Before the pandemic, military spouse unemployment was 22%. Since the pandemic, it's expected to rise to 35%.

Sue eventually found a job working at a military-focused nonprofit, and it helped her get the experience she needed to create her own dedicated military spouse program. She wrote a book and started saving up enough money to start the National Military Spouse Network (NMSN), which she founded in 2010 as the first organization of its kind.

"I founded the NMSN to help professional military spouses develop flexible careers they could perform from any location."

"Over the years, the program has expanded to include a free digital magazine, professional development events, drafting annual White Papers and organizing national and local advocacy to address the issues of most concern to the professional military spouse community," she says.

Not only was NMSN's mission important to Sue on a personal level she also saw it as part of something bigger than herself.

"Gone are the days when families can thrive on one salary. Like everyone else, most military families rely on two salaries to make ends meet. If a military spouse wants or needs to work, they should be able to," she says.

"When less than one percent of our population serves in the military," she continues, "we need to be able to not only recruit the best and the brightest but also retain them."

"We lose out as a nation when service members leave the force because their spouse is unable to find employment. We see it as a national security issue."

"The NMSN team has worked tirelessly to jumpstart the discussion and keep the challenges affecting military spouses top of mind. We have elevated the conversation to Congress and the White House," she continues. "I'm so proud of the fact that corporations, the government, and the general public are increasingly interested in the issues affecting military spouses and recognizing the employment roadblocks they unfairly have faced."

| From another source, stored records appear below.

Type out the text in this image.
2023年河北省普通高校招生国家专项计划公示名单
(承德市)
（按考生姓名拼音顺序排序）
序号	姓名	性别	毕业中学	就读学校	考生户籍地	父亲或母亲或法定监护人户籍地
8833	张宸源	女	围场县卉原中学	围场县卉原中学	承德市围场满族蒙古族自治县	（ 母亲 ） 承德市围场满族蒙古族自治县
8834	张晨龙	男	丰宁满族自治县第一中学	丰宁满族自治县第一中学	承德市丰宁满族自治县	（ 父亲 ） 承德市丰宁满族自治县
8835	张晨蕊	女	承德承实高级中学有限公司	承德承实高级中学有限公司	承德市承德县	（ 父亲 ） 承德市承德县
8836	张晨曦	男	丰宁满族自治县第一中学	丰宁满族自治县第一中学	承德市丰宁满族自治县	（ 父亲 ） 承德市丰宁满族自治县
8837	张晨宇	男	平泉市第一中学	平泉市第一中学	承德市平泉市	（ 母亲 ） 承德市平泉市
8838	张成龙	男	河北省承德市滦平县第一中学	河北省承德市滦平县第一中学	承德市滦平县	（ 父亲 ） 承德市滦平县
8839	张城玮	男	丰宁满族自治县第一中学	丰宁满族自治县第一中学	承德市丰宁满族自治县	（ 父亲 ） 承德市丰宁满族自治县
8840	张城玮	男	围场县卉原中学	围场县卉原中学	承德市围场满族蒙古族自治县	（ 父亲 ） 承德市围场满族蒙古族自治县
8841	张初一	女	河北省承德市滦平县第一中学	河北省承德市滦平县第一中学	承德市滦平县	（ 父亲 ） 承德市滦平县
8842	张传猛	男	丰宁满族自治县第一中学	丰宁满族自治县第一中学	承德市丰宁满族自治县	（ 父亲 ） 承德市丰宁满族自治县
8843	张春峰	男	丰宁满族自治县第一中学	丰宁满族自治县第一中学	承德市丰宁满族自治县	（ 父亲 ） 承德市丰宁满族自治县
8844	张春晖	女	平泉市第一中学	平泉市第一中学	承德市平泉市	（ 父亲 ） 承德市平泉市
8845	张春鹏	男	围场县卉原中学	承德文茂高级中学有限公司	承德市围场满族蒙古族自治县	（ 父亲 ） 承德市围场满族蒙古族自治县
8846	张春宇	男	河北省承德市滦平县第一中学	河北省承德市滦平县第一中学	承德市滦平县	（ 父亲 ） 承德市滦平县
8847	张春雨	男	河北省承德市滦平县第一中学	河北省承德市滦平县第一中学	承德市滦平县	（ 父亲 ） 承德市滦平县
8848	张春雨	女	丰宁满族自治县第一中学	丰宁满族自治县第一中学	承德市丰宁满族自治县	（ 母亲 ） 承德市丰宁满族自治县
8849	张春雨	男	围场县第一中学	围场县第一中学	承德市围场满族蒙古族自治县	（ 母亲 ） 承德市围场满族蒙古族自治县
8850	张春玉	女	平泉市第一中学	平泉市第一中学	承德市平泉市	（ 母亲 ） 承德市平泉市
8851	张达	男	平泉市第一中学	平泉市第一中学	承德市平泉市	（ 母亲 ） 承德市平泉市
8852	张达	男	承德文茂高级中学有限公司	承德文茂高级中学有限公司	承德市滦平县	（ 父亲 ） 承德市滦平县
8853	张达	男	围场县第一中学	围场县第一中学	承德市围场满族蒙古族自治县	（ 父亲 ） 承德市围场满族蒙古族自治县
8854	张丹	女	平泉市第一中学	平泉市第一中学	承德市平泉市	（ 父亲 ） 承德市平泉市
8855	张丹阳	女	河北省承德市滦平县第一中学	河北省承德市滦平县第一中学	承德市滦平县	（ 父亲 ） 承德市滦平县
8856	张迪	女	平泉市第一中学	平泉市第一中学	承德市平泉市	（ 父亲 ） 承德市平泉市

"We have collectively made other people care, and in doing so, we elevated the issues of military spouse unemployment to a national and global level," she adds. "In the process, we've also empowered military spouses to advocate for themselves and our community so that military spouse employment issues can continue to remain at the forefront."

Not only has NMSN become a sought-after leader in the military spouse employment space, but Sue has also seen the career she dreamed of materializing for herself. She was recently invited to participate in the public re-launch of Joining Forces, a White House initiative supporting military and veteran families, with First Lady Dr. Jill Biden.

She has also had two of her recommendations for practical solutions introduced into legislation just this year. She was the first in the Air Force community to show leadership the power of social media to reach both their airmen and their military families.

That is why Sue is one of Tory Burch's "Empowered Women" this year. The $5,000 donation will be going to The Madeira School, a school that Sue herself attended when she was in high school because, she says, "the lessons I learned there as a student pretty much set the tone for my personal and professional life. It's so meaningful to know that the donation will go towards making a Madeira education more accessible to those who may not otherwise be able to afford it and providing them with a life-changing opportunity."

Most military children will move one to three times during high school so having a continuous four-year experience at one high school can be an important gift. After traveling for much of her formative years, Sue attended Madeira and found herself "in an environment that fostered confidence and empowerment. As young women, we were expected to have a voice and advocate not just for ourselves, but for those around us."